The series moved out West to see the Milkmen once again dominate on the offensive end and win 10-5. The Canaries would fight back and take game 4. But in game 5, David Holmberg gave a masterful pitching performance that nearly was a no-hitter. 7.1 innings, 8 strikeouts, and only 1 hit that was given in the 8th inning. The Canaries and their potent offense was stifled and stood no chance. AJ Schugel and Peyton Gray would close the game and lead the Milkmen to the first title in only their second year in existence.
The 2021 Title Defense
And now the Milkmen would look to repeat as champs. Though they began the season without a few key arms in the back end of their bullpen. Peyton Gray was signed to the Kansas City Royals farm system, AJ Schugel was signed by the Mets, & Anthony Bender is currently pitching with the Miami Marlins.

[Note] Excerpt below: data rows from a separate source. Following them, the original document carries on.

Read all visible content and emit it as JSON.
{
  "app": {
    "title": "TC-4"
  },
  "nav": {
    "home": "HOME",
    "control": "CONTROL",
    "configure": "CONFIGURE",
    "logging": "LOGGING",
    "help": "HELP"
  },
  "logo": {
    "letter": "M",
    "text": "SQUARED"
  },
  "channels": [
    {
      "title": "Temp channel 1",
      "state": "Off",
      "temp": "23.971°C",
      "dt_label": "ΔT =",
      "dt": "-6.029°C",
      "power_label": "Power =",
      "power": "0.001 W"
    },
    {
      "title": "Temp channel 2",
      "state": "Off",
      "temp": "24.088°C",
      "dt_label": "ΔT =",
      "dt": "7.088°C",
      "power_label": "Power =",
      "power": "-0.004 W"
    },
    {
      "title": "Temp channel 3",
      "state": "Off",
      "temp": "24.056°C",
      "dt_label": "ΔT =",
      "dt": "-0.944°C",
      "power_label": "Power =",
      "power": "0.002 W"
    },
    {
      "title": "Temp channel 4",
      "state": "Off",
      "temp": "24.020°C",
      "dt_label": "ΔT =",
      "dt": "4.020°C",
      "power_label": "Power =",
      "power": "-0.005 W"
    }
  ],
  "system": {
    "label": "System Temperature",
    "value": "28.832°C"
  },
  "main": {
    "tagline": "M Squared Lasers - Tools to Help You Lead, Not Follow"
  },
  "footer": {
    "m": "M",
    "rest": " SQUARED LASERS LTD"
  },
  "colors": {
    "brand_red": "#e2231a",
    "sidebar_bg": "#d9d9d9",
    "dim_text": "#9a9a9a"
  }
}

The league itself is back to full strength itself. Now with 12 teams (out is the St. Paul saints & Texas Airhogs, in is Kane County Cougars and Houston Apollos) and a full season of 100 games.
While the level of competitiveness in the league is up, several players who were essential to the championship run are still in uniform. Holmberg, Walker, and Vertigan are back as well as other notable players such as 1st basemen David Washington, 3rd basemen Adam Trowbridge, 2nd basemen Aaron Hill, catcher Christian Correa, and stud defensive shortstop Mason Davis. Manager Anthony Barone will lead the team for a 2nd season.
The season is just underway, and there are plenty of opportunities to go the the “Shrine of Bo-vine” with friends and family! You can also catch the Milkmen nightly through the American Association streaming service. Wisconsin Heroics will look to give you bi-weekly updates.
You may be thinking…
Am I ready to invest into another Milwaukee baseball team? Let me ask you, do you like Beer? Do you like Milk? Do you like Beer and Milk (not mixed together)? Then you can like the Milkmen. See you at Franklin Field this Summer.
Oh and be sure to say Hi to Bo-Vine.